As Rachel explained on the show last night, "They're going after early voting. They're going after voter registration drives. For college students, not only will you not be able to use your college ID to allow you to vote, but if you vote where you go to college, the state wants to tax your parents as a penalty for you voting in your college town. If your ID is from public assistance, you can't use that to vote. If your ID is because you're a public worker, because you work for a city or a county in North Carolina, you cannot even use that ID to vote."
Aside from the obvious reason, why do this on purpose to your own state's electorate?
Republican proponents say it's to prevent voter fraud, but we already know that's patently ridiculous. By any fair assessment, this is about rigging elections.
But as Dahlia Lithwick explained, there's another layer to this.
Some of the gems advanced recently in the legislature include an abortion bill tacked first onto an anti-Sharia law and then snuck in through a motorcycle safety law (new TRAP regulations may shutter all but one clinic in the state). Another bill forces all educators to teach seventh graders that abortion causes preterm birth (it doesn’t). Lawmakers also enacted legislation (described here and elsewhere as “the harshest unemployment insurance program cuts in our nation's history”) that resulted in 70,000 North Carolina citizens losing their unemployment benefits. The state is one of the 15 to have refused Medicaid expansion under Obamacare. A proposed education bill would slash teacher compensation, (already ranked among the lowest in the nation), eliminate tenure, and use vouchers to reallocate $90 million of public-school funding to private schools (The school superintendent issued a statement this week saying that in light of the proposed deep cuts to the education budget “For the first time in my career of more than 30 years in public education, I am truly worried about students in our care.”) Don’t forget the embarrassing proposed resolution allowing counties and cities to enshrine a state religion. Or the proposed ban on nipples.
But none of this is a joke. For reasons that Kromm and Sturgis lay out at length, it’s a well-funded, Koch-endorsed Christmas rush to get everything done right now.

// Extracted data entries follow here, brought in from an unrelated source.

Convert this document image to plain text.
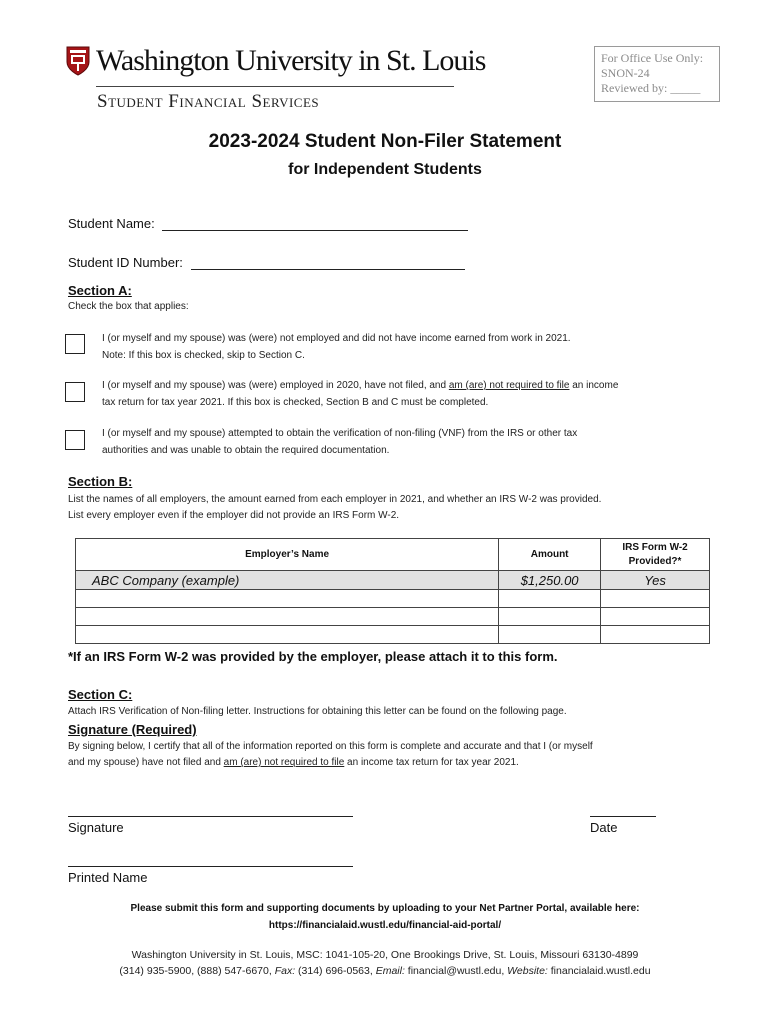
Washington University in St. Louis
Student Financial Services
For Office Use Only:
SNON-24
Reviewed by: _____
2023-2024 Student Non-Filer Statement
for Independent Students
Student Name:
Student ID Number:
Section A:
Check the box that applies:
I (or myself and my spouse) was (were) not employed and did not have income earned from work in 2021.
Note: If this box is checked, skip to Section C.
I (or myself and my spouse) was (were) employed in 2020, have not filed, and am (are) not required to file an income
tax return for tax year 2021. If this box is checked, Section B and C must be completed.
I (or myself and my spouse) attempted to obtain the verification of non-filing (VNF) from the IRS or other tax
authorities and was unable to obtain the required documentation.
Section B:
List the names of all employers, the amount earned from each employer in 2021, and whether an IRS W-2 was provided.
List every employer even if the employer did not provide an IRS Form W-2.
Employer’s Name	Amount	IRS Form W-2 Provided?*
ABC Company (example)	$1,250.00	Yes

*If an IRS Form W-2 was provided by the employer, please attach it to this form.
Section C:
Attach IRS Verification of Non-filing letter. Instructions for obtaining this letter can be found on the following page.
Signature (Required)
By signing below, I certify that all of the information reported on this form is complete and accurate and that I (or myself
and my spouse) have not filed and am (are) not required to file an income tax return for tax year 2021.
Signature	Date
Printed Name
Please submit this form and supporting documents by uploading to your Net Partner Portal, available here:
https://financialaid.wustl.edu/financial-aid-portal/
Washington University in St. Louis, MSC: 1041-105-20, One Brookings Drive, St. Louis, Missouri 63130-4899
(314) 935-5900, (888) 547-6670, Fax: (314) 696-0563, Email: financial@wustl.edu, Website: financialaid.wustl.edu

How does the state legislature control an electorate that by all accounts really hates the state’s new legislative initiatives? Simple. Drown them out—by diluting minority/Democratic votes through redistricting, or suppressing the vote.
The point, in the other words, is to insulate policymakers from democracy. These elected officials in North Carolina want to pursue radicalism without fear of voters punishing them, so they're creating an electoral framework in which defeat is far less likely, popular will be damned.
Voting-rights advocates are already preparing legal challenges. We'll keep you posted.